Friday, November 11, 2016

Harry Potter and the Goblet of Fire

Harry Potter and the Goblet of Fire; fantasy, UK / USA, 2005; D: Mike Newell, S: Daniel Radcliffe, Rupert Grint, Emma Watson, Robbie Coltrane, Ralph Fiennes, Michael Gambon, Brendan Gleeson, Jason Isaacs, Gary Oldman, Miranda Richardson, Alan Rickman, Maggie Smith, Timothy Spall

At Hogwarts school of wizardy, Harry Potter and his class get a new teacher, Mr. Moody. The school will also host the Triwizard Tournament where three school will compete in a competition so dangerous that even might lead to a students' death. Even though he did not submit his name for the competition, Harry is chosen to participate. There are three tasks: they must get a golden egg from a dragon; they must swim underwater to save a mate; and finally to go through a hedge maze to get a cup. However, in the last challenge, Harry and Cederic are transported to a graveyard, where Pettigrew kills Cederic and performs a ritual summoning Vodemort and his henchmen. Harry manages to escape and return to safety. The real Mr. Moody was replaced by Voldemort's spy, but is exposed. Dumbeldorf warns Harry of dark times coming.

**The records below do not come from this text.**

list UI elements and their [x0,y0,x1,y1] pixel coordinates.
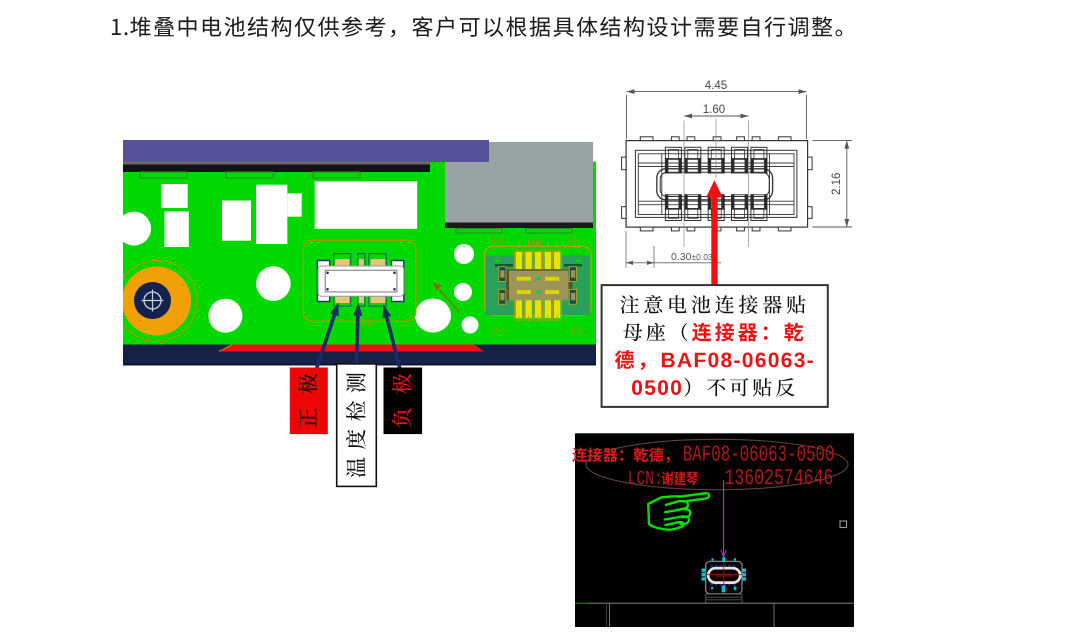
svg-text:0 1: 0 1 [493,326,506,336]
svg-text:1.0: 1.0 [492,236,505,246]
svg-text:2.16: 2.16 [831,173,843,195]
svg-text:4.45: 4.45 [705,80,727,92]
svg-text:0 5: 0 5 [571,326,584,336]
svg-text:0.6: 0.6 [567,236,580,246]
svg-text:0.30±0.03: 0.30±0.03 [671,251,713,263]
svg-text:1.60: 1.60 [703,104,725,116]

The 4th film in the long "Harry Potter" film series, "Goblet of Fire" proved once again to be strong at the box office, yet weak as a patchwork of a story that is all over the place. The biggest complaints should be aimed at director Mike Newell and screenwriter Steve Kloves who 'narrowed' the film down only to fans instead of also taking care to appeal to universal viewers, even those who are not fans of wizards and sorcery and thus do not care about overlong, empty subplots involving magic or schematic, standard dialogues which are reduced to basically only dryly explaining what is going on. Sadly, Harry Potter hardly interacts with his friends, Ron and Hermione, in this edition, and thus this leaves little character development. A little bit of spark and charm only occasionally manage to 'twitch' the movie from its grey routine, yet they are refreshingly welcomed, such as the humorous moment where Harry complains that he cannot speak to a girl alone to invite her to a dance, because the girls are always in a "herd", or the hero's confrontation with a blond lad who did a bet that Harry will not hold up 5 minutes in the tournament. Unfortunately, the film is filled with cliche repertoire (cheap "boo" scares; the constant grey-dark cinematography after which one yearns to watch a film with normal colors; unnecessary dark moments used just to keep the viewers' attention...), whereas the ritual performed to summon Voldemort at the end is disgusting and misguided. Only a moderately solid sequel in the franchise, overlong and devoid of joy or spirit.